Calories132 kcal (7%)
Total Fat7.7 g (11%)
Carbs7.4 g (3%)
Sugars1.3 g (1%)
Protein9.5 g (19%)
Sodium638.2 mg (32%)
Fiber0.8 g (3%)
% Daily Values based on a 2,000 calorie diet

Instructions

Step 1
1. Turn a pan/wok on medium high and put the meat straight in there (My favorite is ground pork, but ground chicken/turkey are also fine, but the effect is a little different since they have less fat) If it’s pork, no oil, if it’s chicken/turkey, use a little oil. And literally just break it apart and cook the shit out of it for kinda a long time.

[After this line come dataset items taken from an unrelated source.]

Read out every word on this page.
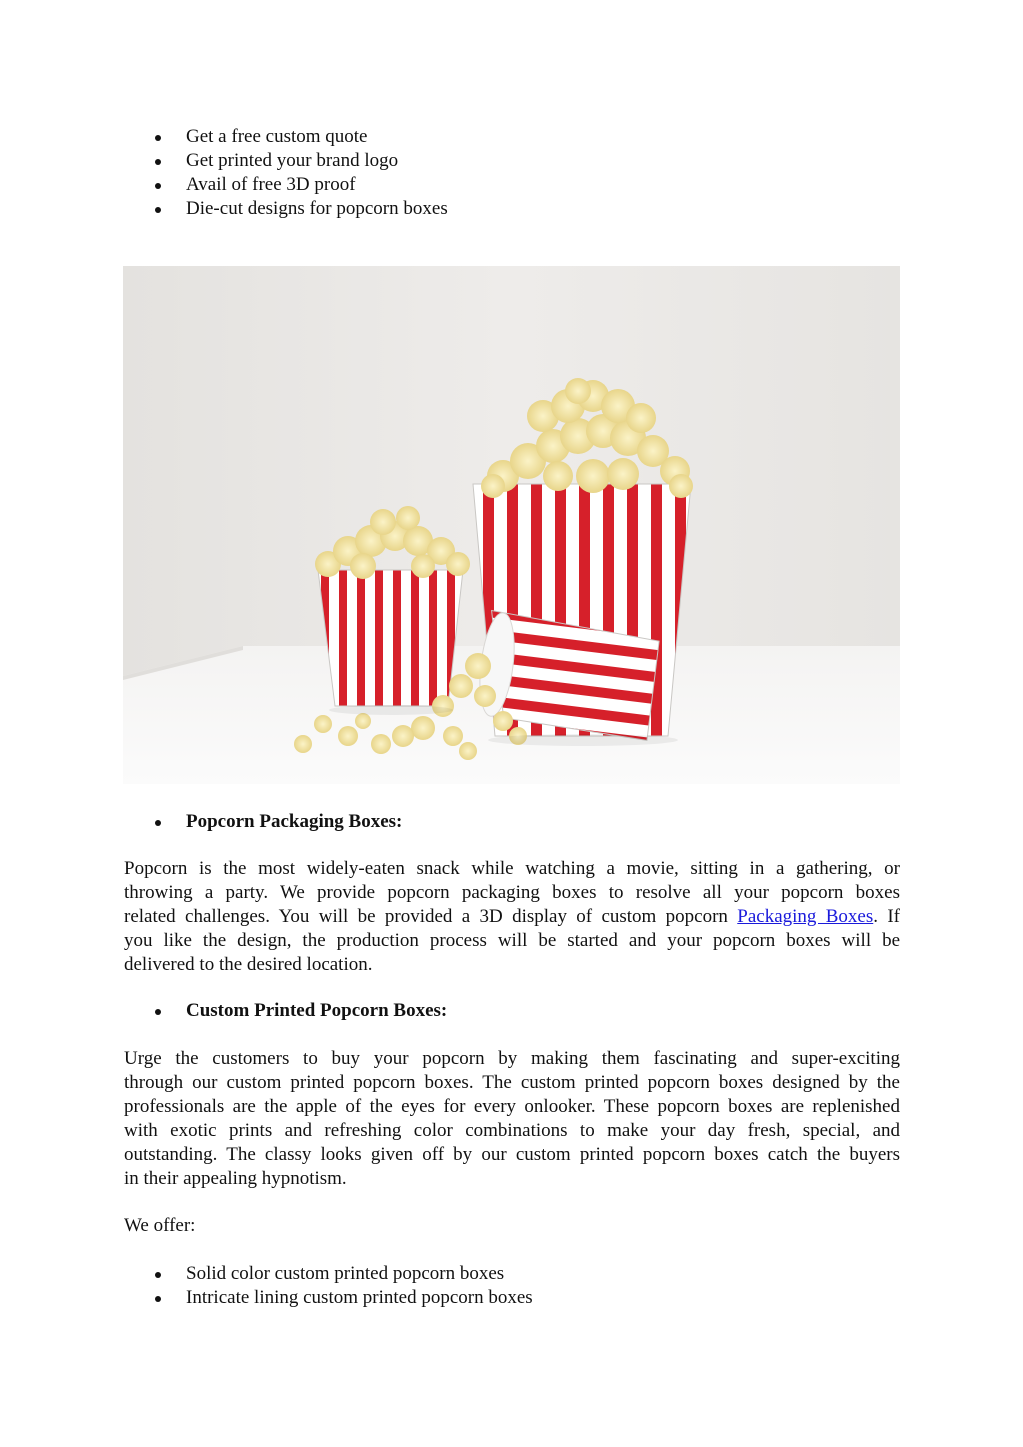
Get a free custom quote
Get printed your brand logo
Avail of free 3D proof
Die-cut designs for popcorn boxes
Popcorn Packaging Boxes:
Popcorn is the most widely-eaten snack while watching a movie, sitting in a gathering, or
throwing a party. We provide popcorn packaging boxes to resolve all your popcorn boxes
related challenges. You will be provided a 3D display of custom popcorn Packaging Boxes. If
you like the design, the production process will be started and your popcorn boxes will be
delivered to the desired location.
Custom Printed Popcorn Boxes:
Urge the customers to buy your popcorn by making them fascinating and super-exciting
through our custom printed popcorn boxes. The custom printed popcorn boxes designed by the
professionals are the apple of the eyes for every onlooker. These popcorn boxes are replenished
with exotic prints and refreshing color combinations to make your day fresh, special, and
outstanding. The classy looks given off by our custom printed popcorn boxes catch the buyers
in their appealing hypnotism.
We offer:
Solid color custom printed popcorn boxes
Intricate lining custom printed popcorn boxes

You want all the juices to release and evaporate until the meat is essentially frying in its own fat
Step 2
2. While it’s cooking down, mince some garlic and chilis if you have them.
Step 3
3. Then, at a certain point, the meat should be browned and have bits that are like crispy and charred, at that point, scoot the meat over so it’s out of the oil/fat and fry the garlic and peppers in the fat for a bit until the garlic begins to take color
Step 4
4. Mix together
Step 5
4.2 (Optional) If you’re looking for a more veggie loaded dish, you can also put the meat to the side and steam/sautee some veg/mushrooms, etc until wilted and then add the meat back into the pan
Step 6
5. Add like idk a drizzle of fish sauce and a drizzle of light soy sauce and mix. Taste for salt/flavor. Add more sauces as necessary
Step 7
6. Put some leaves of Thai basil in at this point and just stir fry until fragrant and combined. If you have other aromatics like green onions or yellow chives, those can go in at this time as well.
Step 8
7. Serve over rice. Feel free to top with cilatro, or other asian style herbs!